Lab 1 Challenge Problem

Written by Julie Zelenski

This optional challenge problem is an opportunity to further exercise your bitwise understanding.

The challenge.c file in lab1 contains the function below that was taken from musl and lightly paraphrased. The task is to determine whether any of the 8 bytes in a long is a zero byte. The simple and naive approach would be to iterate over the 8 bytes and individually extract each byte and compare to zero. The function below manages to simultaneously test all bytes. What?! Puzzling out the operation of this extraordinary function is going to take some effort, but we promise it will be worth it!

Note: be careful with gdb here; it excludes leading 0s, so remember that there may be more zeros than it prints out!

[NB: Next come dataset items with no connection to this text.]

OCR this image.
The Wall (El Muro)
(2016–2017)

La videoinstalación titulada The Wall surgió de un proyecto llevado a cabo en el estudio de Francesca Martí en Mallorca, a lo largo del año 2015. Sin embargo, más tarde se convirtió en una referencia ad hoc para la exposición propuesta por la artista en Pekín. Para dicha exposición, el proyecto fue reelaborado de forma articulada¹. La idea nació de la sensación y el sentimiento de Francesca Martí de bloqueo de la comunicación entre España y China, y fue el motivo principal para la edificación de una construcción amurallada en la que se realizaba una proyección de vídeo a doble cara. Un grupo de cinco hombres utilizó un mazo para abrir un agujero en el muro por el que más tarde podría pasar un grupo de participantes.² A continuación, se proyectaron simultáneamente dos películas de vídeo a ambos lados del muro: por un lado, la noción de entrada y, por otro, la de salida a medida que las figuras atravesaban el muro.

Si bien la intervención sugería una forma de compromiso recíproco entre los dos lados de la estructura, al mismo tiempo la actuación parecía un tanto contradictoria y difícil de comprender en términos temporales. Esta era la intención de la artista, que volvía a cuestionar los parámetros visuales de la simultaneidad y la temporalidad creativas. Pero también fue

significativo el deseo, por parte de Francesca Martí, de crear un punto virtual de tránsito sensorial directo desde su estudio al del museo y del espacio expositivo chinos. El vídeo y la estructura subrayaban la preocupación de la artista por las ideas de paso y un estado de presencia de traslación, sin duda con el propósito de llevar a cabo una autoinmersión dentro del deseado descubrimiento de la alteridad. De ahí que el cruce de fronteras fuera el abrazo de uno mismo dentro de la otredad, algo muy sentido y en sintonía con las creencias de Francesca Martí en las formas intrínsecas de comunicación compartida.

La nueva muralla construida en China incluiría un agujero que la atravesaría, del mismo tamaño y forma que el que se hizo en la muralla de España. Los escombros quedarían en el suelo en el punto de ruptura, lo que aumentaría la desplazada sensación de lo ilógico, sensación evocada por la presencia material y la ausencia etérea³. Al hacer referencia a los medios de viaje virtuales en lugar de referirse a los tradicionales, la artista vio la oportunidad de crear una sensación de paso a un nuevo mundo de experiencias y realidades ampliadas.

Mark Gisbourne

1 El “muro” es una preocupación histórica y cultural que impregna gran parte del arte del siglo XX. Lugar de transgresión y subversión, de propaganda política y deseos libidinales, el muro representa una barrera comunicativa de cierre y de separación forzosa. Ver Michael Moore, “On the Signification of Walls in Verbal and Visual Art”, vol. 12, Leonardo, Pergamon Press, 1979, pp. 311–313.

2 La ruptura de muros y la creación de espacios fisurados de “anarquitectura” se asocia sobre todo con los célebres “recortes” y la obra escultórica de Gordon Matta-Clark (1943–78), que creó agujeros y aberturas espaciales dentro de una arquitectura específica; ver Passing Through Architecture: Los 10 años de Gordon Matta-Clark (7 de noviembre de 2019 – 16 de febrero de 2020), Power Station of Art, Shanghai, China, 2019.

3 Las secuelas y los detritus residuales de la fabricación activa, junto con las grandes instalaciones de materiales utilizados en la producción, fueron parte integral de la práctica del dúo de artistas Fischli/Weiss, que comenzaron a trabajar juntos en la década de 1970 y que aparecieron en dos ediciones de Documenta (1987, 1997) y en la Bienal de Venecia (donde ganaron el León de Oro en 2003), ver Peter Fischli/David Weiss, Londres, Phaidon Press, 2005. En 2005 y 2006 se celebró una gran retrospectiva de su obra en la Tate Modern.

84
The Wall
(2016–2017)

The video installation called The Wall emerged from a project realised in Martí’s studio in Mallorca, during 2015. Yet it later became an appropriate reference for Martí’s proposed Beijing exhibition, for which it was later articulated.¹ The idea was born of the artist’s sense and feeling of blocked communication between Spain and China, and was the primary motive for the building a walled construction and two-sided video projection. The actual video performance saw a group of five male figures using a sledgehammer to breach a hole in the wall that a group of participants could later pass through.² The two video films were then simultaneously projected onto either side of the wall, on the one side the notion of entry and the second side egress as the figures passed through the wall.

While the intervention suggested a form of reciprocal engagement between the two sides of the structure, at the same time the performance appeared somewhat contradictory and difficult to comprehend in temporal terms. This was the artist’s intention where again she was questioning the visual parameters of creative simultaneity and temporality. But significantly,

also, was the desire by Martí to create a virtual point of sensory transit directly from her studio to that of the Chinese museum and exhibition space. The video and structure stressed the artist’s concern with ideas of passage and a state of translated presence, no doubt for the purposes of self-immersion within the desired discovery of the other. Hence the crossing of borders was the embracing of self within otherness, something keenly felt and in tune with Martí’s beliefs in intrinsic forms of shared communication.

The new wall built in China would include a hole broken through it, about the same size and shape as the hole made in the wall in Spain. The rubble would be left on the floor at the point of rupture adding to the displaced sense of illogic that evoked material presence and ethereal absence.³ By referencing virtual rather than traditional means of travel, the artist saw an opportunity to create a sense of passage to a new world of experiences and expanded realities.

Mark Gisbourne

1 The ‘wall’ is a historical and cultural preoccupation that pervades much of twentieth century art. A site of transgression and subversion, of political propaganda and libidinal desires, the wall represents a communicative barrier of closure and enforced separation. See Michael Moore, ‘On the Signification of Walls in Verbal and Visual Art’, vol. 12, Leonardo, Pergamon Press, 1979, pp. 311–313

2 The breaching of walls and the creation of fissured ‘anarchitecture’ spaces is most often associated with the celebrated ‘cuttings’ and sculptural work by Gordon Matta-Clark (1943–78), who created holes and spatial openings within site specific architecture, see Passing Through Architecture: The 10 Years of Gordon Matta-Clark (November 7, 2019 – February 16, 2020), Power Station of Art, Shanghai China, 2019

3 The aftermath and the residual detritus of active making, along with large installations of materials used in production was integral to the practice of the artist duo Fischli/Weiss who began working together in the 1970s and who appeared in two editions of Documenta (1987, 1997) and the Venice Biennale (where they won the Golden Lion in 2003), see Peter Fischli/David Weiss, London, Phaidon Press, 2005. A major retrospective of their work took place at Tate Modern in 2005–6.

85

bool has_zero_byte(unsigned long val)
{
    unsigned long ones = ~0UL/UCHAR_MAX;
    unsigned long highs = ones << (CHAR_BIT - 1);
    return (((val - ones) & highs) & ~val) != 0;
}

Here is our guide for how to trace through the code.

• Work out the pattern of the bitmask constructed by the expression ~0UL/UCHAR_MAX. Run the challenge program under gdb and print out the various sub-expressions, such as the numerator by itself, the denominator, and so on. Using p/t shows the binary representation which may be helpful. Both suffixes on the constant 0UL are critical. How does the result change if the L were removed? What about if the U is removed?

• The original version of the code expressed the second line as:

  unsigned long highs = (ones * (UCHAR_MAX/2+1))
  

  The code in challenge.c uses a bitshift in place of the above multiplication/division. The two compute an equivalent result. Why is this so?

• Before moving on to the rest, be sure you have correctly constructed the bit patterns assigned to the ones and highs variables. Verify your understanding by printing the bits in gdb.

• The highs variable is being used as bitmask in the expression (val - ones) & highs. This masking operation extracts those bytes of val that exhibit a certain numeric property. What is that property?
• The final masking operation & ~val is filtering out bytes identified in the previous step that are not zero bytes. How did those false positives come about and how does this last step filter them out?

If you are getting mixed up on how it operates on all 8 bytes simultaneously, try the expressions on a single byte. In other words, what is ones for a single byte? What is highs for a single byte? How does the expression ((val - ones) & highs) & ~val work for a single byte? After you work that out, then generalize to the multi-byte unsigned long type.

The function demonstrates a form of "mini-parallelism"-- a single operation on the entire long is effectively applying that operation to all 8 bytes in parallel. While the naive loop racks up 3-6 operations per each byte (a total of some 40 ops), this version tests all bytes in just 4 total operations (assuming constant operations are precomputed at compile-time). Neat! This is an exceedingly clever piece of code and we hope a satisfying accomplishment for you to be able to understand and appreciate such an action-packed sequence of bitwise wizardry!